人鱼的表情很冷清,但是隐隐透着一种疑惑,他把瞬间长出尖锐的指尖,面不改色地从自己的鱼尾身上划过,一片更加崭新的,漂亮的鱼鳞被他放在了绿谷的手心,绿谷还没来及阻止就看到人鱼把带血的鳞片放进了自己的手里,绿谷下意识地看向人鱼的尾巴,上面果然因为粗暴直接的取鳞片留下了还在渗血的伤口,绿谷塌下肩膀,看着这条还在盯着他的人鱼愁得都不知道该怎么办好了:
“诶,诶,不是鳞片的问题,你之前的鳞片也很漂亮,但是我不能收下它,它是属于你的东西,我没有东西能交换这么珍贵的鳞片,我不能接受它,这不公平,你也不能再取了,你受伤了,你快走吧,我们这里会有人抓你的。”

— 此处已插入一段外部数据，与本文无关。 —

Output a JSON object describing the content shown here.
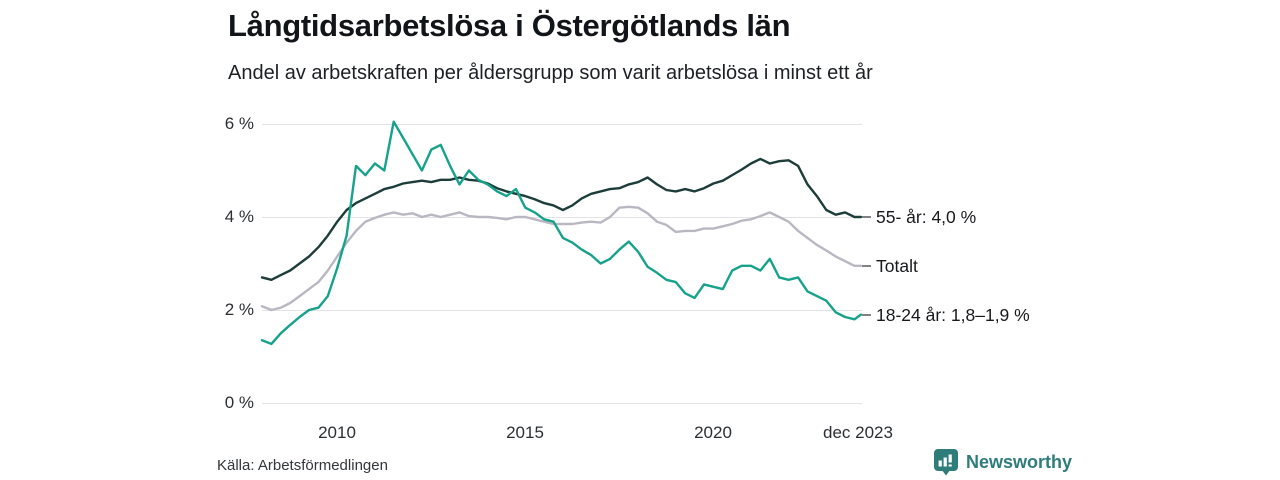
{
  "header": {
    "title": "Långtidsarbetslösa i Östergötlands län",
    "subtitle": "Andel av arbetskraften per åldersgrupp som varit arbetslösa i minst ett år"
  },
  "footer": {
    "source": "Källa: Arbetsförmedlingen",
    "brand": "Newsworthy"
  },
  "colors": {
    "series_55": "#1d3d3a",
    "series_total": "#b9b8c2",
    "series_young": "#17a28b",
    "grid": "#e3e3e7",
    "axis_text": "#2b2f33",
    "brand_teal": "#2e7d7b"
  },
  "chart_data": {
    "type": "line",
    "title": "Långtidsarbetslösa i Östergötlands län",
    "subtitle": "Andel av arbetskraften per åldersgrupp som varit arbetslösa i minst ett år",
    "xlabel": "",
    "ylabel": "",
    "xlim": [
      2008,
      2023.95
    ],
    "ylim": [
      0,
      6.4
    ],
    "grid": "horizontal",
    "legend_position": "right-of-line-ends",
    "y_ticks": [
      {
        "value": 6,
        "label": "6 %"
      },
      {
        "value": 4,
        "label": "4 %"
      },
      {
        "value": 2,
        "label": "2 %"
      },
      {
        "value": 0,
        "label": "0 %"
      }
    ],
    "x_ticks": [
      {
        "value": 2010,
        "label": "2010"
      },
      {
        "value": 2015,
        "label": "2015"
      },
      {
        "value": 2020,
        "label": "2020"
      },
      {
        "value": 2023.92,
        "label": "dec 2023"
      }
    ],
    "x": [
      2008,
      2008.25,
      2008.5,
      2008.75,
      2009,
      2009.25,
      2009.5,
      2009.75,
      2010,
      2010.25,
      2010.5,
      2010.75,
      2011,
      2011.25,
      2011.5,
      2011.75,
      2012,
      2012.25,
      2012.5,
      2012.75,
      2013,
      2013.25,
      2013.5,
      2013.75,
      2014,
      2014.25,
      2014.5,
      2014.75,
      2015,
      2015.25,
      2015.5,
      2015.75,
      2016,
      2016.25,
      2016.5,
      2016.75,
      2017,
      2017.25,
      2017.5,
      2017.75,
      2018,
      2018.25,
      2018.5,
      2018.75,
      2019,
      2019.25,
      2019.5,
      2019.75,
      2020,
      2020.25,
      2020.5,
      2020.75,
      2021,
      2021.25,
      2021.5,
      2021.75,
      2022,
      2022.25,
      2022.5,
      2022.75,
      2023,
      2023.25,
      2023.5,
      2023.75,
      2023.92
    ],
    "series": [
      {
        "id": "55-ar",
        "name": "55- år",
        "label": "55- år: 4,0 %",
        "final_value": "4,0 %",
        "color": "#1d3d3a",
        "values": [
          2.7,
          2.65,
          2.75,
          2.85,
          3.0,
          3.15,
          3.35,
          3.6,
          3.9,
          4.15,
          4.3,
          4.4,
          4.5,
          4.6,
          4.65,
          4.72,
          4.75,
          4.78,
          4.75,
          4.8,
          4.8,
          4.85,
          4.8,
          4.78,
          4.72,
          4.62,
          4.55,
          4.5,
          4.45,
          4.38,
          4.3,
          4.25,
          4.15,
          4.25,
          4.4,
          4.5,
          4.55,
          4.6,
          4.62,
          4.7,
          4.75,
          4.85,
          4.7,
          4.58,
          4.55,
          4.6,
          4.55,
          4.62,
          4.72,
          4.78,
          4.9,
          5.02,
          5.15,
          5.25,
          5.15,
          5.2,
          5.22,
          5.1,
          4.7,
          4.45,
          4.15,
          4.05,
          4.1,
          4.0,
          4.0
        ]
      },
      {
        "id": "totalt",
        "name": "Totalt",
        "label": "Totalt",
        "final_value": "3,0 %",
        "color": "#b9b8c2",
        "values": [
          2.08,
          2.0,
          2.05,
          2.15,
          2.3,
          2.45,
          2.6,
          2.85,
          3.15,
          3.45,
          3.7,
          3.9,
          3.98,
          4.05,
          4.1,
          4.05,
          4.08,
          4.0,
          4.05,
          4.0,
          4.05,
          4.1,
          4.02,
          4.0,
          4.0,
          3.98,
          3.95,
          4.0,
          4.0,
          3.95,
          3.9,
          3.85,
          3.85,
          3.85,
          3.88,
          3.9,
          3.88,
          4.0,
          4.2,
          4.22,
          4.2,
          4.08,
          3.9,
          3.83,
          3.68,
          3.7,
          3.7,
          3.75,
          3.75,
          3.8,
          3.85,
          3.92,
          3.95,
          4.02,
          4.1,
          4.0,
          3.9,
          3.7,
          3.55,
          3.4,
          3.28,
          3.15,
          3.05,
          2.95,
          2.95
        ]
      },
      {
        "id": "18-24-ar",
        "name": "18-24 år",
        "label": "18-24 år: 1,8–1,9 %",
        "final_value": "1,8–1,9 %",
        "color": "#17a28b",
        "values": [
          1.35,
          1.27,
          1.5,
          1.68,
          1.85,
          2.0,
          2.05,
          2.3,
          2.9,
          3.6,
          5.1,
          4.9,
          5.15,
          5.0,
          6.05,
          5.7,
          5.35,
          5.0,
          5.45,
          5.55,
          5.1,
          4.7,
          5.0,
          4.8,
          4.7,
          4.55,
          4.45,
          4.6,
          4.2,
          4.1,
          3.95,
          3.9,
          3.55,
          3.45,
          3.3,
          3.18,
          3.0,
          3.1,
          3.3,
          3.47,
          3.25,
          2.93,
          2.8,
          2.65,
          2.6,
          2.36,
          2.26,
          2.55,
          2.5,
          2.45,
          2.85,
          2.95,
          2.95,
          2.85,
          3.1,
          2.7,
          2.65,
          2.7,
          2.4,
          2.3,
          2.2,
          1.95,
          1.85,
          1.8,
          1.9
        ]
      }
    ]
  }
}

绿谷想站起来挡住这条在夜色里尤为耀眼招人的人鱼,而人鱼盯着他默默思考了一会儿,似乎明白了他的意思,用蹼轻轻碰了一下他的脸,就转身游走了,绿谷松了一口气,觉得似乎人鱼不也都是蛮不讲理的混鱼。
绿谷待在这里很快就被负责巡逻这里的水手发现了,这个昨晚明显一看就是喝多了水手现在脸上都还带着醉醺醺的红晕,看见绿谷这个老实巴交的小水手藏在这里,把手里的火把往他怀里一塞,要求他替他看一晚上,就摇摇摆摆地走了。

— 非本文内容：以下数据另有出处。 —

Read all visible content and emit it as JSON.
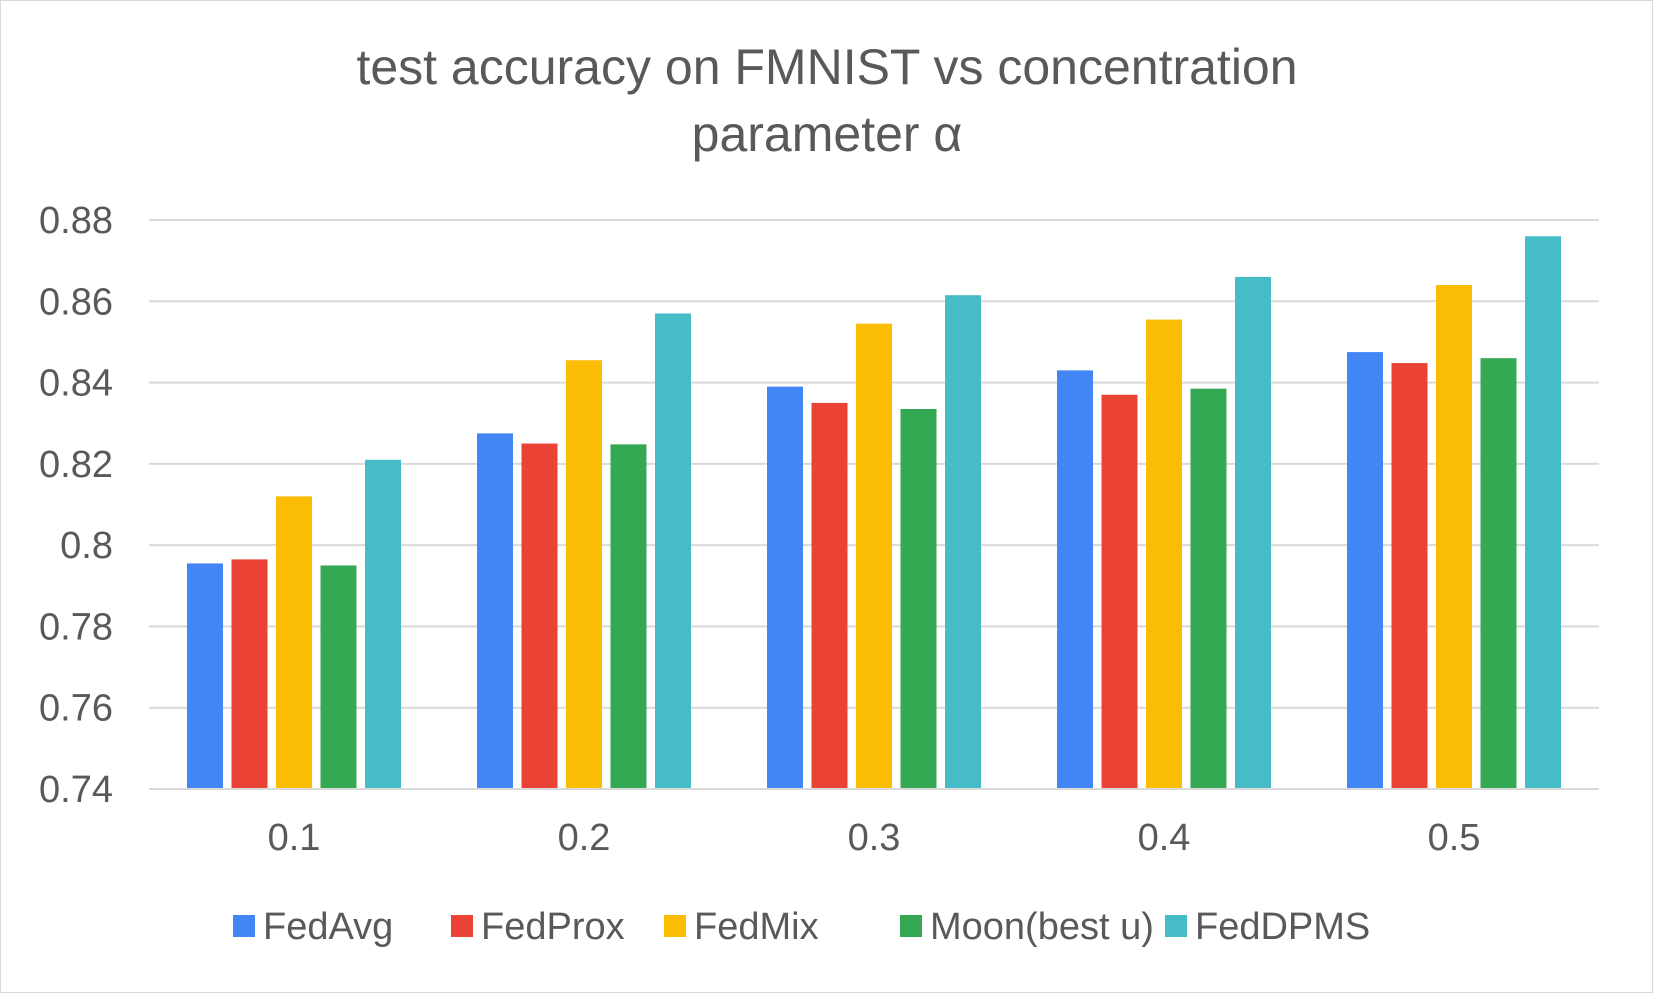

绿谷拿着火把看着平静的水面,突然水面下冒出了半个头,人鱼看着拿着火的他,蹙紧眉头似乎不想靠近,但是还是克制着自己对火的排斥往这边缓慢游动,他终于整个浮出了水面,零零散散的水珠从他荧白色肌肤上滑落,在月色下像是在他流畅紧实的上半身洒了一层银色粉末,他半敛着眸,嘴里含着一颗饱满的珍珠,安静又专注地看着绿谷,双手撑在绿谷的两边低头靠近他,嘴里的珍珠圆滑的表面已经触碰到呆愣的绿谷的唇瓣——
——他要把这颗珍珠喂给绿谷,达成交易,他在用这个珍珠换取绿谷接受他的鳞片。
绿谷总算明白了老查理说人鱼都是强买强卖的家伙是为什么,他慌不择路地偏过头,用火把驱赶这条眼看就要给他吃珍珠的人鱼,人鱼退开,在水里和喘着气扶着栏杆站起来的水手沉默又固执地对峙着,看起来倒是神像般冰冰冷冷的不食人间烟火样子,绿谷莫名觉得这家伙不达目的是不会罢休的。
绿谷幽幽地看着这条人鱼:“——你们人鱼,都喜欢拿珍珠来哄人类上当吗?”
人鱼只是平静的仰头看着他,似乎确认了他不会接受珍珠之后,松口仍由珍珠掉进了海里,他深深地看了绿谷一眼,转身没入海里游走了。
绿谷手足无措地趴在栏杆上,他眉毛愁得往下撇,下巴抵在栏杆上唉声叹息着道:“他一定是去找别的东西来和我换了,这个叫轰的人鱼,居然是这种策略——”
不到十五分钟,这条人鱼又出现了,绿谷警惕地举着火把,但是人鱼似乎强忍着对火焰的不适,靠近了他,绿谷看见人鱼手上的东西楞了一下,他似乎确认般地看向眸色淡然的人鱼——
——这是一个木塞的玻璃瓶子,绿谷脖子上曾经那个瓶子,老查理应该是把它扔进了海里,这条人鱼第一次见他的时候绿谷脖子上就挂着这个,人鱼多半以为这个瓶子是他的东西,找到了给他送回来了。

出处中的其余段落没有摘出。